Greece entered almost a decade of difficulty, beginning in 2009 with the financial struggles that led to multiple loans and bailouts from fellow European countries. The subsequent austerity measures caused unrest and political difficulties, but what effect did the debt crisis in Greece have on tourism and hospitality?
We analyzed hotel performance, openings and closures during the country’s struggles, and whether Greece's famous hospitality could sustain tourist arrivals during this period of instability.
2009 – Greece’s credit rating is downgraded
Three leading agencies downgraded Greece’s credit rating in December 2009 amid fears that the government would default on its growing debt. As a result, Prime Minister George Papandreou announced spending cuts that the EU believed would be crucial in preventing complete financial crisis and eventual collapse. This news was poorly received, and trade unions organized strikes that were attended by thousands of workers, a sign of the social unrest that was to follow.

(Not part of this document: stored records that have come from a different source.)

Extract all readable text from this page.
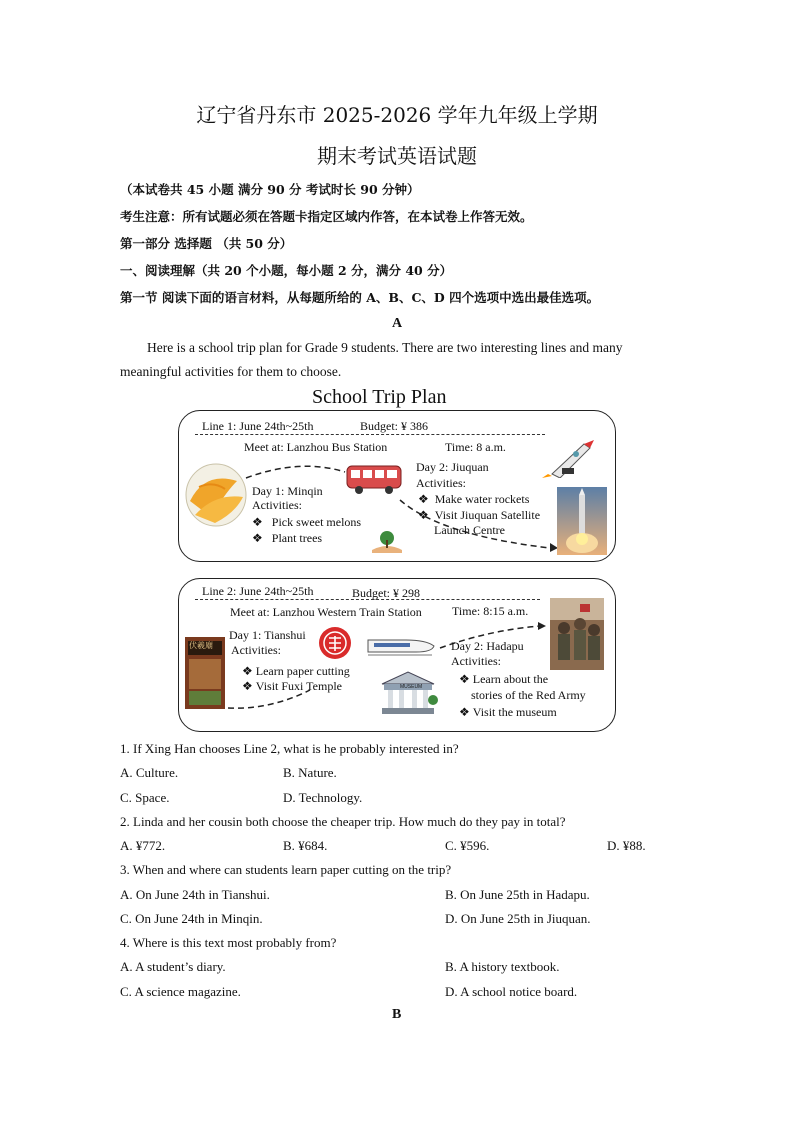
辽宁省丹东市 2025-2026 学年九年级上学期
期末考试英语试题
（本试卷共 45 小题 满分 90 分 考试时长 90 分钟）
考生注意：所有试题必须在答题卡指定区域内作答，在本试卷上作答无效。
第一部分 选择题 （共 50 分）
一、阅读理解（共 20 个小题，每小题 2 分，满分 40 分）
第一节 阅读下面的语言材料，从每题所给的 A、B、C、D 四个选项中选出最佳选项。
A
Here is a school trip plan for Grade 9 students. There are two interesting lines and many
meaningful activities for them to choose.
School Trip Plan
Line 1: June 24th~25th	Budget: ¥ 386
Meet at: Lanzhou Bus Station	Time: 8 a.m.
Day 1: Minqin
Activities:
❖ Pick sweet melons
❖ Plant trees
Day 2: Jiuquan
Activities:
❖ Make water rockets
❖ Visit Jiuquan Satellite
Launch Centre
Line 2: June 24th~25th	Budget: ¥ 298
Meet at: Lanzhou Western Train Station	Time: 8:15 a.m.
伏羲廟
Day 1: Tianshui
Activities:
❖ Learn paper cutting
❖ Visit Fuxi Temple	MUSEUM
Day 2: Hadapu
Activities:
❖ Learn about the
stories of the Red Army
❖ Visit the museum
1. If Xing Han chooses Line 2, what is he probably interested in?
A. Culture.	B. Nature.
C. Space.	D. Technology.
2. Linda and her cousin both choose the cheaper trip. How much do they pay in total?
A. ¥772.	B. ¥684.	C. ¥596.	D. ¥88.
3. When and where can students learn paper cutting on the trip?
A. On June 24th in Tianshui.	B. On June 25th in Hadapu.
C. On June 24th in Minqin.	D. On June 25th in Jiuquan.
4. Where is this text most probably from?
A. A student’s diary.	B. A history textbook.
C. A science magazine.	D. A school notice board.
B
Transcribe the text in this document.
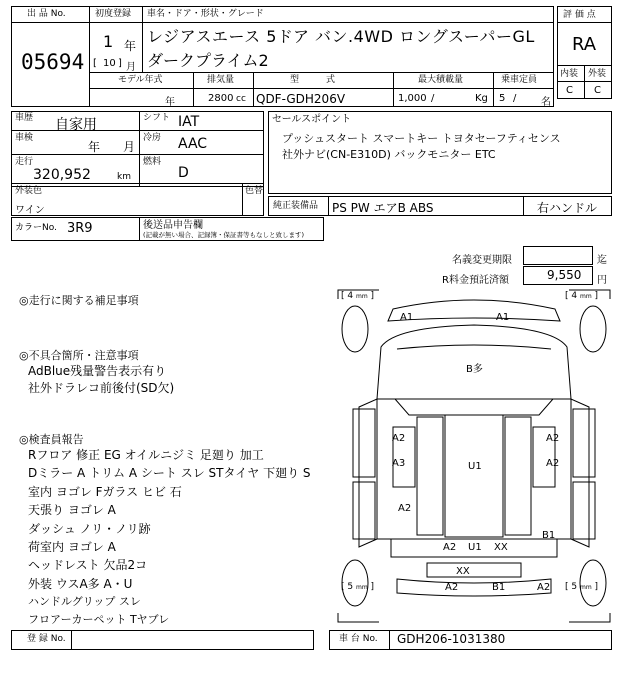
出 品 No.
05694
初度登録
1 年
[ 10 ] 月
車名・ドア・形状・グレード
レジアスエース 5ドア バン.4WD ロングスーパーGL
ダークプライム2
モデル年式
年
排気量
2800 cc
型　　　式
QDF-GDH206V
最大積載量
1,000 /	Kg
乗車定員
5 / 名
評 価 点
RA
内装 外装
C C
車歴 自家用	シフト IAT
車検
年 月
冷房 AAC
走行
320,952	km
燃料
D
セールスポイント
プッシュスタート スマートキー トヨタセーフティセンス
社外ナビ(CN-E310D) バックモニター ETC
外装色
ワイン
色替
純正装備品 PS PW エアB ABS	右ハンドル
カラーNo. 3R9	後送品申告欄
(記載が無い場合、記録簿・保証書等もなしと致します)
名義変更期限	迄
R料金預託済額	9,550 円
◎走行に関する補足事項
◎不具合箇所・注意事項
AdBlue残量警告表示有り
社外ドラレコ前後付(SD欠)
◎検査員報告
Rフロア 修正 EG オイルニジミ 足廻り 加工
Dミラー A トリム A シート スレ STタイヤ 下廻り S
室内 ヨゴレ Fガラス ヒビ 石
天張り ヨゴレ A
ダッシュ ノリ・ノリ跡
荷室内 ヨゴレ A
ヘッドレスト 欠品2コ
外装 ウスA多 A・U
ハンドルグリップ スレ
フロアーカーペット Tヤブレ
[ 4 mm ]	[ 4 mm ]
[ 5 mm ]	[ 5 mm ]
A1	A1
B多
A2	A2
A3	U1	A2
A2
B1
A2 U1 XX
XX
A2	B1	A2
登 録 No.	車 台 No. GDH206-1031380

As financial uncertainty rumbled on through 2009, hotels in Greece reported performance decreases. At a country level, revenue per available room (RevPAR) fell 14.6% and was driven by a decline in both occupancy and average daily rate (ADR).
Unsurprisingly, Greece suffered a decrease in overnight tourist arrivals as the crisis began, and visitor numbers dropped 6.4% year over year (source: Oxford Economics). However, this was to be one of just two year-over-year decreases between 2009 and 2018.
Hotel room net openings, meanwhile, reached just 668 as 12,930 closed across Greece–the most significant closures for any year in this analysis.